RUTH SUNDERLAND: Investors should look for a good leader when buying shares


Everyone loves an acronym, and traders are no exception. We have had Taco, standing for Trump always chickens out, or the view that the US President will back away from his threats on tariffs.

Yolo (you only live once) and Fomo (fear of missing out) are exports from social media explaining why people piled into AI shares. Hodl – hold on for dear life – describes the philosophy of bitcoin devotees, no matter how stomach-churning the volatility.

There’s a new acronym on Wall Street: the Halo effect attributed to shares in companies with heavy assets, low obsolescence. Having been scorned for years as boring, low-growth clunkers, they are now seen as safe harbours from AI turmoil.

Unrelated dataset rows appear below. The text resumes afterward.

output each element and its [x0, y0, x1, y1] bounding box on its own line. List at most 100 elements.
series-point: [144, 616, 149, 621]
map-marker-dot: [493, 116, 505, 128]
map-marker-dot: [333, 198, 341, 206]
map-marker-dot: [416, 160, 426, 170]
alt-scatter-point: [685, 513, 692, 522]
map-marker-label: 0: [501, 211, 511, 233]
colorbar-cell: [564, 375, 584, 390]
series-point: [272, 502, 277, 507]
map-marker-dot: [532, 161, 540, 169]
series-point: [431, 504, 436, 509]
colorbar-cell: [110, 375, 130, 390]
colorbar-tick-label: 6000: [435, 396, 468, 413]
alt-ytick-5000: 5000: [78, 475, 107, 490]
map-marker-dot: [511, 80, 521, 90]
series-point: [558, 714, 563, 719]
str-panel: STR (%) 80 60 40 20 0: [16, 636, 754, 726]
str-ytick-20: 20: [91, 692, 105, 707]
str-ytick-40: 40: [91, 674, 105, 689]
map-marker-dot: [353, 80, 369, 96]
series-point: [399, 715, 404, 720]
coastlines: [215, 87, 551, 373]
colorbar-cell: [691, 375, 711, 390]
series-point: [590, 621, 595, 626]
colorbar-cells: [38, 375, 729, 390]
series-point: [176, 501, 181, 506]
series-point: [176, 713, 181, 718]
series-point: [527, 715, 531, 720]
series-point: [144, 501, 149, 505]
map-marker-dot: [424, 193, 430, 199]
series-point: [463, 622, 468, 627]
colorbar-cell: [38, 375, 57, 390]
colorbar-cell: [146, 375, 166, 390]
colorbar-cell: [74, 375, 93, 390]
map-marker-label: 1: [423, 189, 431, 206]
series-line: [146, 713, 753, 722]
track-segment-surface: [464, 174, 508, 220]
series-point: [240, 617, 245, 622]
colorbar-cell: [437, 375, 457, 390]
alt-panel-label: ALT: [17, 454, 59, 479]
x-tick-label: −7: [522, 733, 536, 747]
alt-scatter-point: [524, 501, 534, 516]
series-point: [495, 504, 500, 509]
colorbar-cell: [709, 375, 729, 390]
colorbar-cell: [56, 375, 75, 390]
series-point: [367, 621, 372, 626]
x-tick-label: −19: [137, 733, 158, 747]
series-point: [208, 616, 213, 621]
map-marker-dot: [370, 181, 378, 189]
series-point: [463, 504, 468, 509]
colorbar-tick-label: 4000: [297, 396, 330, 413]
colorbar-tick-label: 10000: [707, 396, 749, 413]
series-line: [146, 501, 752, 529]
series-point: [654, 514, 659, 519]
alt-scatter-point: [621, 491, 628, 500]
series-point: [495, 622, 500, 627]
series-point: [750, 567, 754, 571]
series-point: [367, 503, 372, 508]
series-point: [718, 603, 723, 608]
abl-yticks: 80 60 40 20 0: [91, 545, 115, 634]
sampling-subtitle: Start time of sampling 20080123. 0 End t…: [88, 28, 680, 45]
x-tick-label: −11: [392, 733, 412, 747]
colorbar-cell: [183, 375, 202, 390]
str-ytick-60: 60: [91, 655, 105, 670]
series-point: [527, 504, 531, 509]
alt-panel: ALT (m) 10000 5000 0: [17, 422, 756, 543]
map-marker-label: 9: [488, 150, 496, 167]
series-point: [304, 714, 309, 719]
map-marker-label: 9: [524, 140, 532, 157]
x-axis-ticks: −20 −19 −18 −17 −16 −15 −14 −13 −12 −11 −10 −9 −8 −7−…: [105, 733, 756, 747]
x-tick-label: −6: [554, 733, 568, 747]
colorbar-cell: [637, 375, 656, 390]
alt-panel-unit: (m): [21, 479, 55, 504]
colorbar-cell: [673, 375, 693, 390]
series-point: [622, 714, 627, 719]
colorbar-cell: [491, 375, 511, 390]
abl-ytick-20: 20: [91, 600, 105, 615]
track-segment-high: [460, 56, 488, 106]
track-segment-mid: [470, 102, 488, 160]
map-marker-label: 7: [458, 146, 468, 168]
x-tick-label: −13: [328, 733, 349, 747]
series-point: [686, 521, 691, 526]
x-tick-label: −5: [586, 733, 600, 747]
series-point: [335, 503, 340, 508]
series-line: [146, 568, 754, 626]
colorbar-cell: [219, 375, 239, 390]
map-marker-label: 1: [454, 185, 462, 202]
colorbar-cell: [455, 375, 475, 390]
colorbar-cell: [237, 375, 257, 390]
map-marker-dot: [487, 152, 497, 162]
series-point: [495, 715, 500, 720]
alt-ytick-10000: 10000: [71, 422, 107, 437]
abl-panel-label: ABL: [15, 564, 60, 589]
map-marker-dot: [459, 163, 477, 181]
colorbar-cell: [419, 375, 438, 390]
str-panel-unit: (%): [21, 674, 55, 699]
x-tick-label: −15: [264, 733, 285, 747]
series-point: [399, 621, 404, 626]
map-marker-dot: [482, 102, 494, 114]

Halo stocks are found in sectors such as utilities, mining and energy, with real physical assets and high barriers to entry, including regulation.

The idea is they cannot quickly or easily be dismantled by AI. It moved to centre stage in a dramatic Substack post by the small research firm Citrini, suggesting AI will devastate economies. It was dismissed by mainstream observers as hysteria or sci-fi, but the fact it had such an unnerving initial effect is significant.

The mood around AI is so febrile almost anything creates alarm: remember how transport shares tanked when a Florida firm that used to sell karaoke machines said it has an AI tool that could disrupt their business models. In this atmosphere, investors are in search of solidity.

Transformation: Tufan Erginbilgic has presided over one of the most remarkable turnarounds in FTSE 100 history at Rolls-Royce

Goldman Sachs waded in with a research note showing a basket of such stocks had outperformed a group reliant on human or digital capital by around 35pc since the start of last year. The Wall Street Journal reported traders piling into McDonald’s, oil giant Exxon and Deere.

In the UK, companies such as BAE Systems and Tesco are being touted as Halo shares, because AI can’t open supermarkets or negotiate contracts with government defence departments for fighter jets.

The Halo trade is one reason the FTSE 100 has been hitting record highs. The index is heavy on mining companies, classic Halo stocks that stand to benefit from demand for metals and minerals for AI and green energy.

What to make of it? There is apprehension about the huge spend on AI and uncertainty over returns.

Fears are mounting over indebtedness and private credit markets that could infect the financial system.

Lurches on markets tell us only that it is too soon to identify the long-term AI winners and losers. Temperamentally, Halo shares appeal to me, as an investor who prefers tangible assets to hype.

But not all Halos are created equal and not all will automatically prosper when the AI bubble bursts.

It is futile to be an AI denier. The companies that do best may well combine solid assets and moats with positive deployment of AI.

Rolls-Royce is a case in point. AI and digital are at the heart of the transformation under Tufan Erginbilgic, who has achieved a 30 per cent improvement in machine utilisation, uses AI monitoring to cut downtime and data analytics to make engine design faster and cheaper.

He has presided over one of the most remarkable turnarounds in FTSE 100 history, with shares up well over 1,000 per cent.

Praising what seem to be visionary chief executives is always dangerous: too many have feet of clay.

But leadership matters in confusing times like these.

The best acronym for investors might be Parl: Pick a Real Leader.